Media

Fox News Host Attacks White House for Getting War Messaging Wrong

LOSING FOCUS

The Trump administration is still attacking “fake news” even as an actual conflict rages on.

Fox News’ Dana Perino has blasted the Trump administration for being too preoccupied with media coverage surrounding the war in Iran.

Speaking on Wednesday’s episode of The Five, Perino, a former White House press secretary in the George W. Bush administration, said Donald Trump’s team is getting “too hung up” on press negativity when it should be focused on other messaging surrounding the Middle East conflict.

“I consume a lot of media, and I know there are some bad actors in the media. But overall, I have to say, I feel like there’s a ton of coverage. I don’t think it’s all negative across the board,” Perino said. “Some of it, yes, like [asking] ‘When is it going to be over?’”

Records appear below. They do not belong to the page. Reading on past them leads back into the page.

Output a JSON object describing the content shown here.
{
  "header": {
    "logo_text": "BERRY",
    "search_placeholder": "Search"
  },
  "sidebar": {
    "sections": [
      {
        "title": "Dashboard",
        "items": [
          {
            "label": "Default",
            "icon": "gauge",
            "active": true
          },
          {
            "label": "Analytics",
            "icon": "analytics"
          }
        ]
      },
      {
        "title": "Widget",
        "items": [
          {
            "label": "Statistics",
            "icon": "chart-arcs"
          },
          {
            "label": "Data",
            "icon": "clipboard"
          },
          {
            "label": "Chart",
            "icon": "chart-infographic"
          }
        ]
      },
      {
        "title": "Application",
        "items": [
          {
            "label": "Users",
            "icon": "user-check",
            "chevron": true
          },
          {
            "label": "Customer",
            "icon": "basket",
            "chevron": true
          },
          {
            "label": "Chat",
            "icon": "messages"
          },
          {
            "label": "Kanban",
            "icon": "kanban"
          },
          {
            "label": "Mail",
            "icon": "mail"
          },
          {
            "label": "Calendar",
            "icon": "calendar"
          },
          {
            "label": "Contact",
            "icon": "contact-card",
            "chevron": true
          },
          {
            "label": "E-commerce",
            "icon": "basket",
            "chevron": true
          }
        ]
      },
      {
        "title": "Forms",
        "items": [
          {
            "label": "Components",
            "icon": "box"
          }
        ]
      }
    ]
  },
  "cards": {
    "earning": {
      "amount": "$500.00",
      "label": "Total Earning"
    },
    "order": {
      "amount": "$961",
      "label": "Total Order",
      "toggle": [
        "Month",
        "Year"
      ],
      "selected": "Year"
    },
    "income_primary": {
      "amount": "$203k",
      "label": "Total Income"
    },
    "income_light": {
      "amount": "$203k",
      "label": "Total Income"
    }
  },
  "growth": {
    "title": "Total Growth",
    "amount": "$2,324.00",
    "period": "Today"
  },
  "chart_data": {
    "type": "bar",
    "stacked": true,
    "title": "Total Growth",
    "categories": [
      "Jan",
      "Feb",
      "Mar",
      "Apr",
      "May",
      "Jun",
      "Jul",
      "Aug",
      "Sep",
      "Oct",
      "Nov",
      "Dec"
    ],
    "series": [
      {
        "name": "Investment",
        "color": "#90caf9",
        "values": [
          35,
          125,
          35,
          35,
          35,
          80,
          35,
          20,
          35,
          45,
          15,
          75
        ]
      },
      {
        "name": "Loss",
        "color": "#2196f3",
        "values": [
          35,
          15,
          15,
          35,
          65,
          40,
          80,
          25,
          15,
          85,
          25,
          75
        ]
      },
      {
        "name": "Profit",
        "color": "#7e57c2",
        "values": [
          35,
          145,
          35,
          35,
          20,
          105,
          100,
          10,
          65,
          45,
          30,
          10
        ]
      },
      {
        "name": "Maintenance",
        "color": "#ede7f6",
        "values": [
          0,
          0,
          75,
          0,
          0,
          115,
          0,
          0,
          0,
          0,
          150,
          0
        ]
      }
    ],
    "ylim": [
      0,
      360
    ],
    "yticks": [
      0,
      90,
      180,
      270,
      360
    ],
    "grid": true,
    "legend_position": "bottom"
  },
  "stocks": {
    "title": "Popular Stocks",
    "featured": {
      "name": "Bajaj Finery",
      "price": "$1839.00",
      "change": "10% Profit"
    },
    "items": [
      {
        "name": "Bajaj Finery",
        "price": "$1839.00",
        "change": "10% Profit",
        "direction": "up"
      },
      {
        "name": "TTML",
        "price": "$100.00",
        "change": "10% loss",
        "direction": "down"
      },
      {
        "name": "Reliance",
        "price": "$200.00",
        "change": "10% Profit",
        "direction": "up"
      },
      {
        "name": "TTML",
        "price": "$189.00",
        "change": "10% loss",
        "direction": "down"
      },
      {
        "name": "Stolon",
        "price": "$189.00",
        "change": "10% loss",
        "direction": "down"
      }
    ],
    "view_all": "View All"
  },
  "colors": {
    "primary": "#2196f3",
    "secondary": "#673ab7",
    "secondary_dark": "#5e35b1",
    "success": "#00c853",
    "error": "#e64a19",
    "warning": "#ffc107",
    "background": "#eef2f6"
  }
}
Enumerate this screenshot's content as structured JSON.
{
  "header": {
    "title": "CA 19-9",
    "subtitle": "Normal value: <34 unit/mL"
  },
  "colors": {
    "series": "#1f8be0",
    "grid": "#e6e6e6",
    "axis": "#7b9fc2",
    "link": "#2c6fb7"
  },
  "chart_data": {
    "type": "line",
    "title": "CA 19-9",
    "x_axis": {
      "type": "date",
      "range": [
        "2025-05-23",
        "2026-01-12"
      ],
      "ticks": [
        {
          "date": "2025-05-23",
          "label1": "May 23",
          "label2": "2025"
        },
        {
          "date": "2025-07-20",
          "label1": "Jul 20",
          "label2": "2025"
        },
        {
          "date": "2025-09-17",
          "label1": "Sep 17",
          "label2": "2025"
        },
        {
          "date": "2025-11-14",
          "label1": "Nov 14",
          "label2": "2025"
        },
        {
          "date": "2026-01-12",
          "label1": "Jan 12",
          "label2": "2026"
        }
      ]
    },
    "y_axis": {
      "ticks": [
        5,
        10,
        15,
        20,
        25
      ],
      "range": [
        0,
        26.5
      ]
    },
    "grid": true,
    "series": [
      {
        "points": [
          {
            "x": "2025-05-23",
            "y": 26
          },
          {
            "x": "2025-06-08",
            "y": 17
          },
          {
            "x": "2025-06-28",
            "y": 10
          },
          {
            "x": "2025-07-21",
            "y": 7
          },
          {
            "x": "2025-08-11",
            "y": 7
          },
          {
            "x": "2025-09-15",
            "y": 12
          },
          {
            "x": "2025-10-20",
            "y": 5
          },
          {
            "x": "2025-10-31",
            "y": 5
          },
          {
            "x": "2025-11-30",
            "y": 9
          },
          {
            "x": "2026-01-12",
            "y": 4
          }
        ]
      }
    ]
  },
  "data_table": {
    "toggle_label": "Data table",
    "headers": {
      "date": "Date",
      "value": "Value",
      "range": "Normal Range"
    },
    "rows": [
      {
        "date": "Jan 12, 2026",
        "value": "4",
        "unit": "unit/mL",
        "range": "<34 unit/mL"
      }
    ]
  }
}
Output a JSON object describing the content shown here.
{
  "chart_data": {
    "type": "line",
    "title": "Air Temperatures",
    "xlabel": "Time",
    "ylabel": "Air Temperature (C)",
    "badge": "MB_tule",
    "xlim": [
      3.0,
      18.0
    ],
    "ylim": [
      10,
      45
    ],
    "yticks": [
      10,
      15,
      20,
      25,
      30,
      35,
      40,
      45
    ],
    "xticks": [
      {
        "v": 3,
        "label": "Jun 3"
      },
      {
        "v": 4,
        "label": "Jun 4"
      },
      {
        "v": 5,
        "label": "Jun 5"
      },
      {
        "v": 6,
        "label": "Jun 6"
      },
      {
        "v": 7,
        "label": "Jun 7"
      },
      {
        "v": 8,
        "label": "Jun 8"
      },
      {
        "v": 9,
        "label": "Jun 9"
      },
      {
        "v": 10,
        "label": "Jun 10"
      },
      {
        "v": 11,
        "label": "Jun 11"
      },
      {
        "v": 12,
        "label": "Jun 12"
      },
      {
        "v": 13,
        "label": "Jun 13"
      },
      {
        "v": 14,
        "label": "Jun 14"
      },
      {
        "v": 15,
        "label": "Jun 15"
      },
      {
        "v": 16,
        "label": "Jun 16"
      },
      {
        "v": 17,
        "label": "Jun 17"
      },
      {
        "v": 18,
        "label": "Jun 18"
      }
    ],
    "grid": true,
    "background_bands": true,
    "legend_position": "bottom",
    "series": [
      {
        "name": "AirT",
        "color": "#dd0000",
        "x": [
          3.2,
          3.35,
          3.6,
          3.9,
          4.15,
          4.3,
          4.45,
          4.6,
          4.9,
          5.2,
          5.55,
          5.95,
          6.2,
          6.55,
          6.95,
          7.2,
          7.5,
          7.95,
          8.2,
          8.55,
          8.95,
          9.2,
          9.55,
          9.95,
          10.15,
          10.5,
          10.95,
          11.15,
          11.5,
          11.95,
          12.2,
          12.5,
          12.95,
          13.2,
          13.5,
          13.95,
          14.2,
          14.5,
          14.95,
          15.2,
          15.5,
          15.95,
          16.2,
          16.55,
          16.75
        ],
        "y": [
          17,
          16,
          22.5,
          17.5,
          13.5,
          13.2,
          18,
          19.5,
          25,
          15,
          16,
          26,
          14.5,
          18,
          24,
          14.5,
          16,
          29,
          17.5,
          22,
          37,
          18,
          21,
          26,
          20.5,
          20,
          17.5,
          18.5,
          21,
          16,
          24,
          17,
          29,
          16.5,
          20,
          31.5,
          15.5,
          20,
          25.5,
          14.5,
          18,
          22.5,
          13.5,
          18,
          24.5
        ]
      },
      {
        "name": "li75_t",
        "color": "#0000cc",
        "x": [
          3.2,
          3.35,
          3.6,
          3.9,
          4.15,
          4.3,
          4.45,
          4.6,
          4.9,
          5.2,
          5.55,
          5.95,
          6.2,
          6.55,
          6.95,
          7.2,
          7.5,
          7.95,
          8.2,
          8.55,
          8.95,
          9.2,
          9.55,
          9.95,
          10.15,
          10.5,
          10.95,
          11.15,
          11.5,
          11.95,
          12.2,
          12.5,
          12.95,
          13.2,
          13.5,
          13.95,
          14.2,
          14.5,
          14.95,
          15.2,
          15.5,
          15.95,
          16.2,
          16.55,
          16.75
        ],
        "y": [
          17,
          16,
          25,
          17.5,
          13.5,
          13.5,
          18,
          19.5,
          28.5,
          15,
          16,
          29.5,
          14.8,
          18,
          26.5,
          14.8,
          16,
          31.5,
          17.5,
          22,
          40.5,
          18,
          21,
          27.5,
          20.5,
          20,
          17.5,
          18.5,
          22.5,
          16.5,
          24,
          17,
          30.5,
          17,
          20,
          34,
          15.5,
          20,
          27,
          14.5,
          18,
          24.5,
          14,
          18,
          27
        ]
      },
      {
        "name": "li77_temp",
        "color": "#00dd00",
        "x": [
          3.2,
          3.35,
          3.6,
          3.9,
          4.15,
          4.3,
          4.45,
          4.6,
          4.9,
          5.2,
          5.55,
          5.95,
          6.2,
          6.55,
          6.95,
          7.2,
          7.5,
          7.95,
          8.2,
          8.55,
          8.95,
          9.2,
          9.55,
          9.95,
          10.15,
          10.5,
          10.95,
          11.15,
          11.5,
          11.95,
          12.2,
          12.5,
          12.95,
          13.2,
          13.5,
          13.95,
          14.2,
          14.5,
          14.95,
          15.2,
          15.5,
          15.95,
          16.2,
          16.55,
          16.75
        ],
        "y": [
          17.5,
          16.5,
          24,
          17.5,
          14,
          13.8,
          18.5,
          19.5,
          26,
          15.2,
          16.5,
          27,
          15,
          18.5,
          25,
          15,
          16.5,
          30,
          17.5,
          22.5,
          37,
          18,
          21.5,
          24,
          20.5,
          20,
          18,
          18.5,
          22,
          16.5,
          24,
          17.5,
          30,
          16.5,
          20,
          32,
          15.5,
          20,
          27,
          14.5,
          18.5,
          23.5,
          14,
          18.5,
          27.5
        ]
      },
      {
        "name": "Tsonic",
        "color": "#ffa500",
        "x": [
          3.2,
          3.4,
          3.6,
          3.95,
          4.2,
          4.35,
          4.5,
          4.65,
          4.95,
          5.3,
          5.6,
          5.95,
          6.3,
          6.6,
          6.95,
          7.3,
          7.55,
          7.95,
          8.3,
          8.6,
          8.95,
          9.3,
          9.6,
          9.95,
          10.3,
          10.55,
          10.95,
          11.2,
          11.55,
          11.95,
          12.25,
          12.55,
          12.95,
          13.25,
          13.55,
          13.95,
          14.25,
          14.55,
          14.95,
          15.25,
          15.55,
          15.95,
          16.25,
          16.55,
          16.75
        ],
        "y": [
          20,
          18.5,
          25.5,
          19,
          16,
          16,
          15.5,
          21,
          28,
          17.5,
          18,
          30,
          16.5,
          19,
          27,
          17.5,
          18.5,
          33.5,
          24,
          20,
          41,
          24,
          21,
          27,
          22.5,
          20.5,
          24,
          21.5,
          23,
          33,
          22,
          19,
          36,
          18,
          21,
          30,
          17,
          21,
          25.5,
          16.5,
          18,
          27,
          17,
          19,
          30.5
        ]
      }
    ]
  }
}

People walk past damaged buildings following a strike on a police station, amid the U.S.-Israeli conflict with Iran, in Tehran, Iran, March 4, 2026.
More than 1,000 Iranians and six U.S. troops have died in the conflict since Saturday. Majid Khahi/ISNA/WANA (West Asia News Agency) via Reuters

“[Secretary of State] Marco Rubio has been very good. General [Dan] Caine, very good, Secretary of War Pete Hegseth—they’re doing regular briefings. Now [White House press secretary] Karoline Leavitt is out there. CENTCOM’s briefings have been amazing,” Perino added.

“If you’re in the administration and you’re getting really hung up on what you think the ‘enemy in the mainstream media’ is saying about you, you’re focusing way too narrowly. I don’t think the coverage of it is that bad at all.”

Perino’s remarks come as Hegseth complained that media reports about the U.S. servicemembers who have already been killed under “Operation Epic Fury” are only meant to make Trump “look bad.”

“We’ve taken control of Iran’s airspace and waterways without boots on the ground. We control their fate. But when a few drones get through or tragic things happen, it’s front-page news again,” Hegseth said.

“I get it, the press only wants to make the president look bad. But try for once to report the reality.”

U.S. Secretary of Defense Pete Hegseth holds a briefing amid the U.S.-Israeli conflict with Iran, at the Pentagon in Washington, D.C., U.S., March 2, 2026.
Pete Hegseth took shots at the press while the names of four of the six American troops killed in “Operation Epic Fury" were released. Elizabeth Frantz/Reuters

Hegseth’s comments were raised later Wednesday during Leavitt’s first briefing with reporters since the U.S. launched its attacks against Iran.

CNN’s Kaitlan Collins asked whether the administration would prefer that the press not cover the deaths of six U.S. servicemembers in a war that Trump has struggled to justify or give any real timeline for.

“No, it’s the position of this administration that the press in this room and the press across the country should accurately report on the success of Operation Epic Fury and the damage it is doing to the rogue Iranian regime that has threatened the lives of every single American in this room,” Leavitt said.

Collins reiterated that Hegseth was “complaining” that it was front-page news that six U.S. troops had already been killed in the war.

“That’s not what the secretary said, Kaitlan, and that’s not what the secretary meant, and you know it,” Leavitt said. “You know you are being disingenuous. We’ve never had a secretary of defense who cares more.”

Collins then read out Hegseth’s exact remarks about the press wanting to make the president “look bad,” to which an irate Leavitt responded: “The press does want to make the president look bad—that’s a fact—especially you, and especially CNN.”